Amer El Ibrahim
April
Stuck between the West and the East, neglected by both, and frozen in checkmate with Russia for the last seven decades, the Republic of Moldova endured more hardships than any other European country. Having been stripped from Romania and incorporated into the USSR at the beginning of WW2, gaining formal independence only after 1989, the Republic of Moldova is yet to establish itself as a purely autonomous power outside of the influence of its greater Eastern neighbour.

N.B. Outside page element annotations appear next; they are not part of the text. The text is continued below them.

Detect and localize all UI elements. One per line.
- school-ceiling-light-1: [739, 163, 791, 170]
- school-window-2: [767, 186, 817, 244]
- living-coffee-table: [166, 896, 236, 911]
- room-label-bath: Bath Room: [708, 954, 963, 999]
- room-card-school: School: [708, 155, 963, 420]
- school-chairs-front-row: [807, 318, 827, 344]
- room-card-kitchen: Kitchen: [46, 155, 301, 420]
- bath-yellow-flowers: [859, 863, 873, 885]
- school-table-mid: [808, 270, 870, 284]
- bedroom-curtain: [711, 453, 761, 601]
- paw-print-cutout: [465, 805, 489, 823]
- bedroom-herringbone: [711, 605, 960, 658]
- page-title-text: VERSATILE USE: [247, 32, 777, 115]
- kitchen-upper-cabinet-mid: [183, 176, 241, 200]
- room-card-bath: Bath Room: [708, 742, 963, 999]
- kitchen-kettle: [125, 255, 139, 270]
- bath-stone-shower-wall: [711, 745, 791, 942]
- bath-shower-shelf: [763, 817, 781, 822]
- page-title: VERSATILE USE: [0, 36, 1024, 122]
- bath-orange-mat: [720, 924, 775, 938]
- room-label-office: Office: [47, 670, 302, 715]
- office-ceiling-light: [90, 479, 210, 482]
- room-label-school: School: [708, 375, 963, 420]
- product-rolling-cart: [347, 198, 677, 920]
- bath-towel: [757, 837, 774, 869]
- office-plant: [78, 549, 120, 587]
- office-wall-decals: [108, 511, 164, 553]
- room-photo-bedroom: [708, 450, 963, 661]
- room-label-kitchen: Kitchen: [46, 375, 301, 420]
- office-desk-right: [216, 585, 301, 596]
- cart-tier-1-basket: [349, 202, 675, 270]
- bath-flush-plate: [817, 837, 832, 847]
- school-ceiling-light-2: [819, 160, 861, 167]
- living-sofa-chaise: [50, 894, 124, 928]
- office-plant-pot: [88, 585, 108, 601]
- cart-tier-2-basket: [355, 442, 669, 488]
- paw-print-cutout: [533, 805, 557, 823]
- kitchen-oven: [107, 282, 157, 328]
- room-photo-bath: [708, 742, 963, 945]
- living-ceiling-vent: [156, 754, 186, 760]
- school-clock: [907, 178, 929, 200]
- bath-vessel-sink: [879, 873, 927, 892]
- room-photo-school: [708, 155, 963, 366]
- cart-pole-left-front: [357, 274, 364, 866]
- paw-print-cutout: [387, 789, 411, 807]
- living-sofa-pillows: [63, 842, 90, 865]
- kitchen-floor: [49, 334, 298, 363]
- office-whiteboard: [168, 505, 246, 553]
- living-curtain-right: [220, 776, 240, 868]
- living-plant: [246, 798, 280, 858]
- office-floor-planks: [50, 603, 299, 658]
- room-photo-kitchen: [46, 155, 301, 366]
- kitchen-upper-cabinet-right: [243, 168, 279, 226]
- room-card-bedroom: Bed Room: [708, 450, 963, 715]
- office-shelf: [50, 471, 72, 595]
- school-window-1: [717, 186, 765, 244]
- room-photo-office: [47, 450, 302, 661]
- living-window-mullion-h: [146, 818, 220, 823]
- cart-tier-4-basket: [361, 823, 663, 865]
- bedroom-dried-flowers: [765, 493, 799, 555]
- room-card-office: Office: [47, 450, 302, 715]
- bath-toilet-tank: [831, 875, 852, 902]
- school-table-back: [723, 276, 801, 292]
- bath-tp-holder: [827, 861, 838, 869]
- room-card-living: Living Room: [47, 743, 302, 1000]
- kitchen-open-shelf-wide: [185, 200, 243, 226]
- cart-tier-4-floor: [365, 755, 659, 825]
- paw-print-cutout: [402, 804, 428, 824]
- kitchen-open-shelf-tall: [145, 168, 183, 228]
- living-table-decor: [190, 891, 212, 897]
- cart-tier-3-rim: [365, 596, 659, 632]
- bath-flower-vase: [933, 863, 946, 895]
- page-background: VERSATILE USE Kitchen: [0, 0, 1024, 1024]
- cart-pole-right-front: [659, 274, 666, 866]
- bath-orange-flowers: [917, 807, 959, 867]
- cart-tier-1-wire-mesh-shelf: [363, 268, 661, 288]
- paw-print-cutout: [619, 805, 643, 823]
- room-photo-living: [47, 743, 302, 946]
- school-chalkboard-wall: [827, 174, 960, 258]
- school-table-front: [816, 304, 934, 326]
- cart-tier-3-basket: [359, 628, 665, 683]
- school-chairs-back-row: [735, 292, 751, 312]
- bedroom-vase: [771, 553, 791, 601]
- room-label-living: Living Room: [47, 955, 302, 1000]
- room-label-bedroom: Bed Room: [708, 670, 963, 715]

After the 1989 revolution and independence, Moldova’s leadership flirted with Russia and shunned EU interventions for the next thirty years. This toxic tradition ended with the 2020 presidential elections, when Maia Sandu, a pro-European candidate with a staunch anti-corruption attitude, won. A year later, she called for a new parliament and, surprisingly, her party, PAS, won by a landslide, with a shocking 58 per cent. She and her party won on a wave of dissatisfaction with the already existing parties and the desire for reforms. So, how has the new guard managed all of these discontents?
Notwithstanding Sandu’s promises, Moldova has faced serious geopolitical issues in the past years, which have hindered the country greatly. Firstly, as a form of retaliation for the ever-growing Western stance of the new government, Russia slashed gas supplies to the country by a third and demanded double the previously set price to maintain the flow. Secondly, being located only a few hours away from Odesa, Moldova received the highest number of Ukrainian refugees per capita, thus placing immense pressure on the already dysfunctional healthcare system, public services and infrastructure. On top of this, trade with both Moscow and Kyiv, two of Moldova’s greatest economic partners, had greatly suffered, with inflation surging by as much as 40 per cent.Â
Additionally, Russia also controls the separatist region of Transnistria, which broke away from the grip of Moldova’s government during a brief war in the 90s. This region has been practically maintained by Russia, with Moscow funding Transnistria’s gas supply up until the 1st of January this year. This ‘free’ assistance of Russia was not so free; Transnistria’s debt was continuously recorded, and, at the beginning of this year, it was asked to be repaid 11.1 billion dollars. It was clear that this decision was politically motivated, Transnistria being used as a tool to destabilise Moldova in the wake of the parliamentary elections this fall, to eliminate the pro-Europeans led by Maia Sandu from power.Â
Alternatively, another threat surfaced from abroad: Ilan Shor, a pro-Russian businessman who actively fought against the EU integration of Moldova. Condemned in absentia for 15 years for smuggling 1 billion Euros out of Moldova’s banking system, he fled to Moscow where he established a political movement with the sole purpose of destabilizing Moldova’s EU progress. Shor and his acolytes set up a voter-bribing scheme that concerned 130,000 Moldovans who voted against the referendum for the integration of Moldova into the EU from 2024 and for Russia-friendly candidates. Through his Telegram platform, he has offered to pay up to 29 Dollars for those who registered for his campaign against the referendum, while spending millions on social media and news outlets campaigns against it. Regardless of the foreign implications of the referendum, it passed by a comically small margin: 50.35% in favour of adding EU integration as a goal in the constitution.
Nonetheless, Sandu and her party succeeded in delivering what they promised, at least partly. In 2022, Moldova obtained candidate status for accession to the European Union, and in 2024, the official negotiations regarding admission started. In the same year, Moldova greatly developed the country's wind and solar power to reduce dependency on Russian energy and the aforementioned referendum was called for. In 2023, Moldova created its first anti-corruption agency, a major step in combating this phenomenon, which has plagued the country for decades. Most notable, however, was the increase in Moldova’sCorruption Perception Index by 7 points, indicating significant improvements in the country's functioning.
 However, the polls for this year’s parliamentary elections show a diminished popularity of PAS compared to the 2021 elections, the party being situated at around 35%. This backlash could be explained by the shortcomings of their governance and slowness in delivering what was promised. Whether the new governance delivered all they had promised is of secondary importance; what matters most is that in the last four years, the country has been more open to the West than ever before.; Let us hope it will continue like this and one day, they will be a part of the greater European family.